Caso de Eva e Suzana
Com isso é possível perceber que a maioria dos processos avaliados pelo Juízo de Órfãos tinha um objetivo: manter o controle sobre as ex-escravas, controlando seus passos, e continuar explorando a mão de obra de seus filhos, mesmo após a decretação da Lei Áurea.
As ex-escravas Eva Francisca e Suzana passaram por essa situação. Em agosto de 1988, o ex-proprietário João Basílio Coelho abriu um requerimento para conseguir a tutela dos filhos das ex-escravas. Durante o processo, João Basílio argumentou que providenciaria educação e afeto aos menores, que foram nascidos e criados em sua casa. Para ter sucesso, João pediu ajuda ao médico da família, que atestaria se as mães tinham ou não condições para criar os filhos.
No documento enviado por Basílio ao médico, há um pedido para que ele esclareça que se caso as mães saíssem de sua casa, elas teriam ou não condições para criar seus filhos. Esta preocupação mostra que com a tutela, João tinha por objetivo manter as ex-escravas sob seu teto, assegurando a mão de obra delas e dos filhos.
Dois anos depois, em 1890, o ex-proprietário retornou com um pedido de exclusão do cargo de tutor das crianças. Explicou-se dizendo que sua esposa havia falecido, e ele não tinha mais condições de cuidar dos menores, acrescentando que as mães queriam a guarda deles. Mesmo como o processo sendo referente aos filhos de Eva Francisca e Suzana, apenas Eva foi convocada a depor em juízo.
O processo revelou grandes informações sobre a vida de Eva após a abolição da escravidão. Mesmo casada, ela permaneceu na casa de João Basílio, recebendo comida e trabalhando por 10 mil réis por mês. A permanência dela também é por conta de suas filhas, que moravam na mesma casa, portanto poderia ficar perto delas. O processo terminou em 21 de outubro de 1890, onde o juiz entregou Antônia e Maria Júlia à tutela da mãe.
Caso de Minervina
Em outro caso, ocorrido em 23 de junho de 1988, Minervina Isabel entrou com pedido de devolução de sua filha e para que Antônio Lopes, seu patrão, se tornasse tutor da menor. A menina estava em posse de Joaquim Pereira, seu ex-senhor. Ele foi intimado a comparecer ao Juízo junto da menina Fortunata, de 10 anos. Porém ele não compareceu, alegando que a criança havia desaparecido. Dias depois, Minervina informou ao Juízo a localização da menor, que foi apreendida no local, e os autos foram dados por concluídos.
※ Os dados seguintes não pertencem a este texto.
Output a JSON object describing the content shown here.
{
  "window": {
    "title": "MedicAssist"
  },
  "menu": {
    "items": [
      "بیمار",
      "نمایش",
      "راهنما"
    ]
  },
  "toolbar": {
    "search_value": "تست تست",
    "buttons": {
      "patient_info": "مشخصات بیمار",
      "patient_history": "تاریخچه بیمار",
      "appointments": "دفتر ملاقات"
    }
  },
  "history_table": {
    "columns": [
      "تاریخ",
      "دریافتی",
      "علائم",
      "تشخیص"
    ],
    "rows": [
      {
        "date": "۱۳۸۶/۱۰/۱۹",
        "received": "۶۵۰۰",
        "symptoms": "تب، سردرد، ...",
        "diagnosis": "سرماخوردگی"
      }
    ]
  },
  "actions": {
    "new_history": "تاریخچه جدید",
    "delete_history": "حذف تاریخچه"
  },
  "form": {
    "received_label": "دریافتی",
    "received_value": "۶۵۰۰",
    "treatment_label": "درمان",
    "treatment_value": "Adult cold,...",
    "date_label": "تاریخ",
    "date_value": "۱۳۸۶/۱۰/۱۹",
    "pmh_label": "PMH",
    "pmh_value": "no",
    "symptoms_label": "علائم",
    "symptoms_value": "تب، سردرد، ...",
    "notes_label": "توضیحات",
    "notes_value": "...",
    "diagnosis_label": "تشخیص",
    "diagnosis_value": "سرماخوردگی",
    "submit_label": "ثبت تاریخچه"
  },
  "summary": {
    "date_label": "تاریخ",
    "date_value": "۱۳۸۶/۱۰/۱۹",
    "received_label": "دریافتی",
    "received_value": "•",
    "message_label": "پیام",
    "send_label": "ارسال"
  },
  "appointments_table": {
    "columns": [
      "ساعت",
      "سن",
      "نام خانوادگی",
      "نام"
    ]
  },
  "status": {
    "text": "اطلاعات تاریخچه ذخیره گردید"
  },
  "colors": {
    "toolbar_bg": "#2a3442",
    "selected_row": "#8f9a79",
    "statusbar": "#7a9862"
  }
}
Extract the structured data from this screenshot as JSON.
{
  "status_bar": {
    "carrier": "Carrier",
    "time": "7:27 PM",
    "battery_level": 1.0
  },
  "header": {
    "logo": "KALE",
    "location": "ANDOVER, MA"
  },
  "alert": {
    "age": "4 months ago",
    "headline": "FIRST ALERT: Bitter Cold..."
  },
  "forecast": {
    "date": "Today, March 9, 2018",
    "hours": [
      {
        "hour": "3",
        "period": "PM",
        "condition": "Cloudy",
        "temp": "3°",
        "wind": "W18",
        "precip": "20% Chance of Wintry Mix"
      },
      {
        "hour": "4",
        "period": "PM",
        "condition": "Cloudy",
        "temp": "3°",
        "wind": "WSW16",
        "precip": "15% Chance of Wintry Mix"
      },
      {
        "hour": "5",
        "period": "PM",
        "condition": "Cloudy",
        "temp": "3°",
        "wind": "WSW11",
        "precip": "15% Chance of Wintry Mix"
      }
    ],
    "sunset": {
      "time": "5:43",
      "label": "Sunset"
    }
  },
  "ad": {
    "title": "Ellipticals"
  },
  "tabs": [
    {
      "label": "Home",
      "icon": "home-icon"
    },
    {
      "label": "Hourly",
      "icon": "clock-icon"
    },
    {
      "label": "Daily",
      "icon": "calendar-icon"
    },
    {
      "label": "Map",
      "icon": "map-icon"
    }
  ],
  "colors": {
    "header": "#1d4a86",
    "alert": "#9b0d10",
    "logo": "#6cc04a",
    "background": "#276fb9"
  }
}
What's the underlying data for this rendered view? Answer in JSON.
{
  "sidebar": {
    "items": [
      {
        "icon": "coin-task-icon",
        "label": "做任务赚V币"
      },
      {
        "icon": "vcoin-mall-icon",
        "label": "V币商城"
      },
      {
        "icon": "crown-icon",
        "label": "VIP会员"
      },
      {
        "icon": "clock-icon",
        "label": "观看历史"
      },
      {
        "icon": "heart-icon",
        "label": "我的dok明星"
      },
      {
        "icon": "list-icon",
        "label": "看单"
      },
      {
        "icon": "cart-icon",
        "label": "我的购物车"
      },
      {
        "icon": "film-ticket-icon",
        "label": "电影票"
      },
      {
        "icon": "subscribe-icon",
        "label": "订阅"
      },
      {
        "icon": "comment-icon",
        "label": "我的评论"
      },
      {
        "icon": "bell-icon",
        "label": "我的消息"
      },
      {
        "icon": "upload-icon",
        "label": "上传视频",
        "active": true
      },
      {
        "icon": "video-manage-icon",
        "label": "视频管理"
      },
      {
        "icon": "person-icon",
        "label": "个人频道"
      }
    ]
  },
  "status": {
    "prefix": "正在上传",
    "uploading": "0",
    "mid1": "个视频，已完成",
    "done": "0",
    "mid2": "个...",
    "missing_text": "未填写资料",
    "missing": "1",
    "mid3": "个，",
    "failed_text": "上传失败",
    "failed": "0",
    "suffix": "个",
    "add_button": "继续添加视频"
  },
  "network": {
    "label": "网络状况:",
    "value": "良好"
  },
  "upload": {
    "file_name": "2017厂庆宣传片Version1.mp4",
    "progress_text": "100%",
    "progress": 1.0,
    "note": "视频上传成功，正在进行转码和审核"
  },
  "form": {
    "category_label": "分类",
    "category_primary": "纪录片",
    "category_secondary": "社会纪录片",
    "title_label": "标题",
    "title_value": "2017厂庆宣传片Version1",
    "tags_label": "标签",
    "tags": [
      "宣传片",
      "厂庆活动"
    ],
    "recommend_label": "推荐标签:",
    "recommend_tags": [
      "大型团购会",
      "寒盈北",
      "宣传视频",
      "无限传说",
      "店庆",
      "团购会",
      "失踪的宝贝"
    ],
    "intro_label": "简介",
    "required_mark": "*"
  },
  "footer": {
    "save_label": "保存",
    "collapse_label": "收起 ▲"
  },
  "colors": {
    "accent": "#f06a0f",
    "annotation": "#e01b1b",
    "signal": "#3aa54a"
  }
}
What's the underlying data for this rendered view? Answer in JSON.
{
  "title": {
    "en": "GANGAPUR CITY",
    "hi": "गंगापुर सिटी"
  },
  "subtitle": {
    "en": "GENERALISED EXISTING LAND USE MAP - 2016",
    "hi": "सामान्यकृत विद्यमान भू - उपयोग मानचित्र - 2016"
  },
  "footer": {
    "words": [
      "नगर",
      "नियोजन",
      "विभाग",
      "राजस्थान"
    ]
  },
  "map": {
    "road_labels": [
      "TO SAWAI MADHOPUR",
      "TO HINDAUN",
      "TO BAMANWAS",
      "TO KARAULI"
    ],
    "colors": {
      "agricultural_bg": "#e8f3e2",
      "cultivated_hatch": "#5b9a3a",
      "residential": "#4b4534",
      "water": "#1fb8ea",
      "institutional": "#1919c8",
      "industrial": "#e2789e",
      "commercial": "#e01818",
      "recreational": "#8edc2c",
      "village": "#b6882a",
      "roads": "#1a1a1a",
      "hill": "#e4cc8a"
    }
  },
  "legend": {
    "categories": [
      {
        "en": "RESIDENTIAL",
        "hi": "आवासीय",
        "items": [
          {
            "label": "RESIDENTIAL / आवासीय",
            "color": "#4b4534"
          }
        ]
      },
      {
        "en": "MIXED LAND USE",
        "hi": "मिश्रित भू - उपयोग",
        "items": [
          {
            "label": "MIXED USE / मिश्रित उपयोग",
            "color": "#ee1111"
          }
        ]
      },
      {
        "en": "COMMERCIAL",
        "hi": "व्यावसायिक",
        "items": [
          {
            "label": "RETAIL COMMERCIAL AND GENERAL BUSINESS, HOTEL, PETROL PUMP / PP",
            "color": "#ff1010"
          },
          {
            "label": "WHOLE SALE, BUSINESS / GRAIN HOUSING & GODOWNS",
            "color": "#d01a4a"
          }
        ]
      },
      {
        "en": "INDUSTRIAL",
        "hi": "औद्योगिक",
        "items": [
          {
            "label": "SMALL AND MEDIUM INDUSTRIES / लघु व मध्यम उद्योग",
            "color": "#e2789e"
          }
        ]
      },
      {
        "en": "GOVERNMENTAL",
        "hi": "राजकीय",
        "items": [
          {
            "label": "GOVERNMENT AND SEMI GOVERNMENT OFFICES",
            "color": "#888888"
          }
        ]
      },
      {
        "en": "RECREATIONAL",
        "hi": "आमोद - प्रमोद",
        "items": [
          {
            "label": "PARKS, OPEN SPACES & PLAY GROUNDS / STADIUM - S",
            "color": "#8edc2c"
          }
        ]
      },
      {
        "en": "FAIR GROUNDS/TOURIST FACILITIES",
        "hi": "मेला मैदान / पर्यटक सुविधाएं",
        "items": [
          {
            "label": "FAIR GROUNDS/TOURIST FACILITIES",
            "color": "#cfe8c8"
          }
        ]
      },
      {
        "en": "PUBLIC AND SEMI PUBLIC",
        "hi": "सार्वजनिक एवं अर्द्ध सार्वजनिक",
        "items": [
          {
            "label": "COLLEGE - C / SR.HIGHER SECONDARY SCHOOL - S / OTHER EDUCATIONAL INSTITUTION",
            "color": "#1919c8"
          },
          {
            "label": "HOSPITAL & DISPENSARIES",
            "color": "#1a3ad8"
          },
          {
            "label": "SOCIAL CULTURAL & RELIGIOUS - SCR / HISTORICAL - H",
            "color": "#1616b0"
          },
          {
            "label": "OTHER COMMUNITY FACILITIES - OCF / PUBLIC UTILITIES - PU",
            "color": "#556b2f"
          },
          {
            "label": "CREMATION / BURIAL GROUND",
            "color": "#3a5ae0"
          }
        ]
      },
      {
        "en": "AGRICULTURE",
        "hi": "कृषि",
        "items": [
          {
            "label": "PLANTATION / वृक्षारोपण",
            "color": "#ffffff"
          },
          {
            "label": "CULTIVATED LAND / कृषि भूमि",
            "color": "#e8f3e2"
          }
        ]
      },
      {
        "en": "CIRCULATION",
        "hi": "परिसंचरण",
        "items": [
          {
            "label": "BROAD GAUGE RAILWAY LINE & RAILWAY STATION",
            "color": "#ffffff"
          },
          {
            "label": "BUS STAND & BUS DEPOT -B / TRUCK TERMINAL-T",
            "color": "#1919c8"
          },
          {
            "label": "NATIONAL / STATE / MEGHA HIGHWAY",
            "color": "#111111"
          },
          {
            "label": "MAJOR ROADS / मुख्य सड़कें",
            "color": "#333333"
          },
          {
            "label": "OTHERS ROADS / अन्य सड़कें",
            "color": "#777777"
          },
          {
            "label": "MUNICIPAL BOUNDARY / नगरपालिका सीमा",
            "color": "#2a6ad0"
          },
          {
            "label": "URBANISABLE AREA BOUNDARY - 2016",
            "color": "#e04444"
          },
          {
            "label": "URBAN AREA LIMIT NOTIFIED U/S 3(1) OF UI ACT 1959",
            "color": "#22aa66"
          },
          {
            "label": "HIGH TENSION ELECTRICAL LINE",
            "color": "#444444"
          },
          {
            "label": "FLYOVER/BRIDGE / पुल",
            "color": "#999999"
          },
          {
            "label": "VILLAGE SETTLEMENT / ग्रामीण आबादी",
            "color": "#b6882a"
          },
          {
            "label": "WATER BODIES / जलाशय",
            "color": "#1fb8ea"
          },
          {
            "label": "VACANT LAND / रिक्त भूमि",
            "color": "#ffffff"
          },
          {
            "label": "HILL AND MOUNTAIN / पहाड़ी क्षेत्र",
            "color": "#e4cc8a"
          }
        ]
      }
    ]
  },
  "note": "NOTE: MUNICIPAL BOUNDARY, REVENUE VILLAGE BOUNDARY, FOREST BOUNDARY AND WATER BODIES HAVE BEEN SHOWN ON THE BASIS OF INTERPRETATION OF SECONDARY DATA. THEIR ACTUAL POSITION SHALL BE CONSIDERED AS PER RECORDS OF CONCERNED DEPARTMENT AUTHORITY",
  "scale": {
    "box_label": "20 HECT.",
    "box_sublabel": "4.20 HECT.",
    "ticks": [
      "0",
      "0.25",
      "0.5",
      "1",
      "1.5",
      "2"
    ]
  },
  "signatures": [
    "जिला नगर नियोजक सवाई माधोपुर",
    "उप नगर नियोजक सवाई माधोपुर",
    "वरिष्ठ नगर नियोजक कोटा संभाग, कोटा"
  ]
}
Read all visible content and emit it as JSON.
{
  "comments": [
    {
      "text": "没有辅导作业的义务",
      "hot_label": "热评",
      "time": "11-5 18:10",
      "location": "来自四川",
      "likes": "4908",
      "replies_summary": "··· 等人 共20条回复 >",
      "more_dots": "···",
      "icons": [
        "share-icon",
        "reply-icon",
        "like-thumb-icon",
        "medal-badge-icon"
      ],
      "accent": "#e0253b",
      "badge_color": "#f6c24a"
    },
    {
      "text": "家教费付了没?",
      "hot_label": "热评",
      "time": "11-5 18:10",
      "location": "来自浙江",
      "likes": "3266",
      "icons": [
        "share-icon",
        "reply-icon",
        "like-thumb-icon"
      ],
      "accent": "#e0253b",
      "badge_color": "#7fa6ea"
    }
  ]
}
Minervina desejava retomar a relação com a filha, e por isso requeriu a nomeação de seu patrão como tutor e não a dela, pois sabia das dificuldades que encontraria na corte. Antônio Lopes era casado e trabalhador, portanto perante a lei da época, ele teria mais chances de conseguir a guardo do que uma recém liberta.
Como visto, os ex-proprietários usavam dos processos de tutela para burlar a Lei Áurea, mantendo os menores filhos de ex-escravas em seu poder, usufruindo de sua mão de obra. Além de casos como o de Eva e Suzana, onde o processo de tutela serviu para também mantê-las “escravas”. As relações mudaram, pois elas trabalhavam mediante remuneração, porém não existia uma liberdade, visto que elas não poderiam ir para outro lugar, pois ficariam longe dos filhos, e não teriam comida e teto garantidos.
Por outro lado, algumas ex-escravas puderam usar o processo de tutela em seu favor, como no caso de Minervina. Ela conseguiu solicitar que a tutela de sua filha fosse dada a seu patrão, a fim de ficar mais perto dela, e que ela recebesse melhores condições de vida.
Diante de toda essa dificuldade, toda essa luta para conseguir criar ou estar perto do próprio filho, mostra que o liberto não conseguiu efetivamente a liberdade.